I was studying the sequence A249665, which I will call $a_n$, and came up with a second sequence $b_n$ for which I could prove that the following recurrence holds.
\begin{align}
a_n&=a_{n-1}+a_{n-4}+a_{n-5}+b_{n-2}+b_{n-3}
\\b_n&=a_{n-1}+a_{n-2}+a_{n-3}+a_{n-4}+b_{n-2}+b_{n-3}+b_{n-4}
\end{align}
Here are some initial values.
\begin{align}
(a_0,…)&=(0,1,1,1,2,6,14,28,56,118,254,541,1140,…)
\\(b_0,…)&=(0,0,1,2,4,8,17,37,79,166,349,738,1563,…)
\end{align}
On the OEIS they give a linear recurrence in three sequence, so when I saw that I felt good about myself for finding one in only two sequences. However a bit further on, they give a recurrence in $a_n$ only, which caught me by surprise.

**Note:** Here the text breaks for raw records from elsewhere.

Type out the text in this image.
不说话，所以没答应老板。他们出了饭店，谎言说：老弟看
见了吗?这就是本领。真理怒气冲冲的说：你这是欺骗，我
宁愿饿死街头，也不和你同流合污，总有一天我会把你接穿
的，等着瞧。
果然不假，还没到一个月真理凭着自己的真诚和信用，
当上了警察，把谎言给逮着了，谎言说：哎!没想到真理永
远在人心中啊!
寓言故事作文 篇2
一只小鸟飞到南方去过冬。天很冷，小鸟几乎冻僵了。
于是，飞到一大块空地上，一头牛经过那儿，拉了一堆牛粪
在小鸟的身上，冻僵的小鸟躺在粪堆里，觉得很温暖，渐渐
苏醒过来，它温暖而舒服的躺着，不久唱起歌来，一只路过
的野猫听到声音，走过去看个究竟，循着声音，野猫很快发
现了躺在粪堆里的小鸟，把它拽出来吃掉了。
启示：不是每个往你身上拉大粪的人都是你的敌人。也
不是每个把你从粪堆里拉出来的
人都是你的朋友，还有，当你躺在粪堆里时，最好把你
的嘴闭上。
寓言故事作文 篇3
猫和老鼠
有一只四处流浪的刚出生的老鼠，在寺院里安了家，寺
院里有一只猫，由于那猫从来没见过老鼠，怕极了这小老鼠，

$$a_n=2a_{n-1}-a_{n-2}+2a_{n-3}+a_{n-4}+a_{n-5}-a_{n-7}-a_{n-8}$$
The companion matrix of this recurrence has the same dimension as the one for my recurrence, which leads me to believe there should be some method to find this recurrence out of mine.
So is there a general method to combine two simultaneous linear recurrences into one? Or can you at least find a way to deduce the one from OEIS from the simultaneous one I found?
Best Answer
I think I figured it out. At least for this specific case. I think the idea applies pretty generally, but can become much more complicated. This case is just a bit of algebraic manipulation.
Note that from the first recurrence formula we get $b_n+b_{n-1}=a_{n+2}-a_{n+1}-a_{n-2}-a_{n-3}$. We find \begin{align} a_n &=a_{n-1}+a_{n-4}+a_{n-5}+b_{n-2}+b_{n-3} \\&=a_{n-1}+a_{n-4}+a_{n-5}+b_{n-3} \\&+(a_{n-3}+a_{n-4}+a_{n-5}+a_{n-6}+b_{n-4}+b_{n-5}+b_{n-6}) \\&=a_{n-1}+a_{n-3}+2a_{n-4}+2a_{n-5}+a_{n-6} \\&+(b_{n-3}+b_{n-4})+(b_{n-5}+b_{n-6}) \\&=a_{n-1}+a_{n-3}+2a_{n-4}+2a_{n-5}+a_{n-6} \\&+(a_{n-1}-a_{n-2}-a_{n-5}-a_{n-6})+(a_{n-3}-a_{n-4}-a_{n-7}-a_{n-8}) \\&=2a_{n-1}-a_{n-2}+2a_{n-3}+a_{n-4}+a_{n-5}-a_{n-7}-a_{n-8}. \end{align}
To get an idea of the general approach, consider the problem of finding a recurrence for $b_n$. By applying the first recurrence formula on every $a$ term in the second, we obtain \begin{align} b_n &=b_{n-2}+b_{n-3}+b_{n-4} \\&+(a_{n-2}+a_{n-5}+a_{n-6}+b_{n-3}+b_{n-4}) \\&+(a_{n-3}+a_{n-6}+a_{n-7}+b_{n-4}+b_{n-5}) \\&+(a_{n-4}+a_{n-7}+a_{n-8}+b_{n-5}+b_{n-6}) \\&+(a_{n-5}+a_{n-8}+a_{n-9}+b_{n-6}+b_{n-7}). \end{align} By the second recurrence formula we get $a_n+a_{n-1}+a_{n-2}+a_{n-3}=b_{n+1}-b_{n-1}-b_{n-2}-b_{n-3}$, giving \begin{align} b_n &=b_{n-2}+2b_{n-3}+3b_{n-4}+2b_{n-5}+2b_{n-6}+b_{n-7} \\&+(b_{n-1}-b_{n-3}-b_{n-4}-b_{n-5}) \\&+(b_{n-4}-b_{n-6}-b_{n-7}-b_{n-8}) \\&+(b_{n-5}-b_{n-7}-b_{n-8}-b_{n-9}) \\&=b_{n-1}+b_{n-2}+b_{n-3}+3b_{n-4}+2b_{n-5}+b_{n-6}-b_{n-7}-2b_{n-8}-b_{n-9}. \end{align}
If you want to practice this youself, I advise to try and come up with a recurrence formula for the partial sums of fibonacci numbers, so give a recurrence formula for $s_n$ when $f_n=f_{n-1}+f_{n-2}$ and $s_n=s_{n-1}+f_n$.